If you own a domain name, you have probably at some point received email (or even physical mail) making suspcious claims in regards to your domain. Below is an example of a domain scam that we recently received here at NRC.

Dear Manager,

The confirmation letter of your company name NEWRIVERCOMPUTING application for registration:

We are an agency engaging in registering brand name and domain names. Today, Our center received an application from TOVEN TRADEN CO and they apply to register NEWRIVERCOMPUTING as their brand name and some top-level domain names(.CN .HK etc). We found the main body of domain names is same as your company name. I am not sure about the relationship between you and them. Please tell me whether or not your company authorizes them to register names.

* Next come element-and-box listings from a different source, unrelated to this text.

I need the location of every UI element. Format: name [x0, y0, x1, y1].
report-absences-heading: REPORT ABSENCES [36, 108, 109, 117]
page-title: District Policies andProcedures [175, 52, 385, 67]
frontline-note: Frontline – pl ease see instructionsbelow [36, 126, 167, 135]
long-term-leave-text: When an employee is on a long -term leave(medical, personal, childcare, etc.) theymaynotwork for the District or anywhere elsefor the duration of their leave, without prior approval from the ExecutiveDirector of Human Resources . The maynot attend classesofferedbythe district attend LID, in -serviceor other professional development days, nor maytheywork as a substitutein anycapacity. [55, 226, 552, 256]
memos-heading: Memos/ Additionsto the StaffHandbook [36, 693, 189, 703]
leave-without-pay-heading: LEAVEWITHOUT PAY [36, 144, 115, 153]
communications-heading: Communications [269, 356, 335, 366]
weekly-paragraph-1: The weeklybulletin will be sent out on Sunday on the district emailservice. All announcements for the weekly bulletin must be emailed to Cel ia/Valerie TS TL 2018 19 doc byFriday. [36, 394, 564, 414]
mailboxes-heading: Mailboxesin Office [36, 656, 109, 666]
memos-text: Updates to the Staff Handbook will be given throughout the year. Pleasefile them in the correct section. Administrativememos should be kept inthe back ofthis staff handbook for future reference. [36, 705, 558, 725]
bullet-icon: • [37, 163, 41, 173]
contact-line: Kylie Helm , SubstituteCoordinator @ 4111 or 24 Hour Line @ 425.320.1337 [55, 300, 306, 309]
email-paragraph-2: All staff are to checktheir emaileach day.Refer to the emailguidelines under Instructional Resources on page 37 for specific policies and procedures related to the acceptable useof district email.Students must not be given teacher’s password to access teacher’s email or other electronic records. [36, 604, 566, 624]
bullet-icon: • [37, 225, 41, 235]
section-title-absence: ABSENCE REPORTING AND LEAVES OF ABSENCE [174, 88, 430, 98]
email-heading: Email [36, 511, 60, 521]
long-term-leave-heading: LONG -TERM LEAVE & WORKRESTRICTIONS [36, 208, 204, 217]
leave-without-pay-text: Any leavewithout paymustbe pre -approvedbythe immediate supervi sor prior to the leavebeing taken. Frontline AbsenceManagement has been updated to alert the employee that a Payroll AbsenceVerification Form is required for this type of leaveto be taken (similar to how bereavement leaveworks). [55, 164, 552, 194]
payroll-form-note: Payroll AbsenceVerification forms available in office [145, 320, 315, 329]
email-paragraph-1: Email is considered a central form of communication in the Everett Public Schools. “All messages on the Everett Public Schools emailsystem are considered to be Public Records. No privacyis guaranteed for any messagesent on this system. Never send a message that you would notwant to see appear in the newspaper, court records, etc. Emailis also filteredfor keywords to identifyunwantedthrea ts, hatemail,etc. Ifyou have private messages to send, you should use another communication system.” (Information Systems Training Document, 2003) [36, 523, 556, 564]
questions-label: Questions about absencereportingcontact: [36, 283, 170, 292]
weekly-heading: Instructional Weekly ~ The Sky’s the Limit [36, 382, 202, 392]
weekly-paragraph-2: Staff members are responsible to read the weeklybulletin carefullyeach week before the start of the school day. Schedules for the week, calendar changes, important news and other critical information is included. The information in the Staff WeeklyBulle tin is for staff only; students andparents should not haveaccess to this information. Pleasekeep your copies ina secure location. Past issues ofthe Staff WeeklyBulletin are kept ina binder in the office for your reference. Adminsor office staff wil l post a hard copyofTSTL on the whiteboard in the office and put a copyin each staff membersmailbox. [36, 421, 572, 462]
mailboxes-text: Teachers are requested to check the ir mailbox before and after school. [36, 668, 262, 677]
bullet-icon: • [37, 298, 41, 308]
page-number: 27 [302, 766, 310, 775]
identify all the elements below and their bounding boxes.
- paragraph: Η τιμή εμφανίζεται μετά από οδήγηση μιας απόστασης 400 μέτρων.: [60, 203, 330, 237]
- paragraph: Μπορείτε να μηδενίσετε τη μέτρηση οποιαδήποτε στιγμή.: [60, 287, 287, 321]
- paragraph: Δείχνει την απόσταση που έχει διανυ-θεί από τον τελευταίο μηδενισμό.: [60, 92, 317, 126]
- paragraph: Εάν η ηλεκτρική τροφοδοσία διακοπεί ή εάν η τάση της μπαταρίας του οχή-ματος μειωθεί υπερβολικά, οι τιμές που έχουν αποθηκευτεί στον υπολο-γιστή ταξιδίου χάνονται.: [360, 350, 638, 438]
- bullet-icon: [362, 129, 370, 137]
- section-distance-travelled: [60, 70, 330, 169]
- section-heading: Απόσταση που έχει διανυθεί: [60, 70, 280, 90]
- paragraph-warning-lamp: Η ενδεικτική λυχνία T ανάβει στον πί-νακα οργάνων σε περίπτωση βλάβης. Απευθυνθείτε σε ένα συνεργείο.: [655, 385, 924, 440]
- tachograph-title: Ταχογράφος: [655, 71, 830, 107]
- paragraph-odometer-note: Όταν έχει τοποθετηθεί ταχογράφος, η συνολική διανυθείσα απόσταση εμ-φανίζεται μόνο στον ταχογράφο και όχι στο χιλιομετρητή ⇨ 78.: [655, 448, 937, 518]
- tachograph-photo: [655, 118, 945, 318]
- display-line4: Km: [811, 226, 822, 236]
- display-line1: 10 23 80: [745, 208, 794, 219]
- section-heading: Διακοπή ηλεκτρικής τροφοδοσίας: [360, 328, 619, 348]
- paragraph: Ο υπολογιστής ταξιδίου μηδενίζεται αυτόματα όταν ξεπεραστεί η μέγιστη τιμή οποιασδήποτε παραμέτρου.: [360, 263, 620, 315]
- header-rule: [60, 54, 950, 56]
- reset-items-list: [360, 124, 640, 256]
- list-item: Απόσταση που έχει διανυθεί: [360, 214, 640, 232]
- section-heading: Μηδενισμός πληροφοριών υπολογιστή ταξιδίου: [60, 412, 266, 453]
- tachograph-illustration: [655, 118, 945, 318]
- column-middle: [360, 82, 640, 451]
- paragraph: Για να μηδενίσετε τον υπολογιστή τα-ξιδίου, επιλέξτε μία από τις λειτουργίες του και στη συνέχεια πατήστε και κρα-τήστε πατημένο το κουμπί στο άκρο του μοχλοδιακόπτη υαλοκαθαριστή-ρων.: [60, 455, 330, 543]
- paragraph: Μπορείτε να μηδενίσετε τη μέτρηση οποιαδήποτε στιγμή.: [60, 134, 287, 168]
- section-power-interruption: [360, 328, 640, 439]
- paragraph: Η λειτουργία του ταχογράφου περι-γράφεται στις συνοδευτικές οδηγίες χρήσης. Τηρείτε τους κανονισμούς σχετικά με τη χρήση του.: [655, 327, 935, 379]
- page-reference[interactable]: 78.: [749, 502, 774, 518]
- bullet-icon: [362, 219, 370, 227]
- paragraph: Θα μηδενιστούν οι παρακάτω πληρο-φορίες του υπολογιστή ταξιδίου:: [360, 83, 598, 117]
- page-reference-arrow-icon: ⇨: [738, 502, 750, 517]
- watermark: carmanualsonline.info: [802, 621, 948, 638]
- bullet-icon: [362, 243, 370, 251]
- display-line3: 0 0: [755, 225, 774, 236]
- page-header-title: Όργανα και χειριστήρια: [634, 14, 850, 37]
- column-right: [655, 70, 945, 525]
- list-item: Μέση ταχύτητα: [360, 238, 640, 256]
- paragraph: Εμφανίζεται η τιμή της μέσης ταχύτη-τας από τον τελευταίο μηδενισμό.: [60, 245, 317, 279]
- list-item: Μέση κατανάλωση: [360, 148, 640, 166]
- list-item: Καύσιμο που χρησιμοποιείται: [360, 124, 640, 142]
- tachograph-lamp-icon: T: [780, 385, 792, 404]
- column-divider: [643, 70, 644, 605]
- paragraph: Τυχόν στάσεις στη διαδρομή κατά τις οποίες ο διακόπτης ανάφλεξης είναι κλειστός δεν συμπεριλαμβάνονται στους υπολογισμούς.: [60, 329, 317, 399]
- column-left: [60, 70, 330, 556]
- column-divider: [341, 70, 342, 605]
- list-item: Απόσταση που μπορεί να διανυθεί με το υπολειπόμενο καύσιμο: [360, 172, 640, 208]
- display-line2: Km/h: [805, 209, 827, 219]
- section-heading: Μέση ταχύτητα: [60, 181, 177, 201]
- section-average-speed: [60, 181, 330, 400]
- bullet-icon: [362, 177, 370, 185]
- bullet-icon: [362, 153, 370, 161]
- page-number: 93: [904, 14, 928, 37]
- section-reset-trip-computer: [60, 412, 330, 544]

We are dealing with the application and we need to confirm whether you have authorized them? If you don't authorize them, please reply me an e-mail. Looking forward to your reply.

In one way, this is completely legitimate. If you follow up with them, they will sell you .CN, .HK, and other domain names. Where it fails the smell test is the suggestion that some random company in Asia is trying to register NEWRIVERCOMPUTING.HK. Why are they doing that? The answer, of course, is that they are not.

Feel free to ignore these attempts to generate business. Feel free to ignore almost all attempts to get you to purchase domain registration services or products. If you receive a communication about your domain name that you can't decide what to do with, forward it along – We can let you know whether you should follow up. Or not.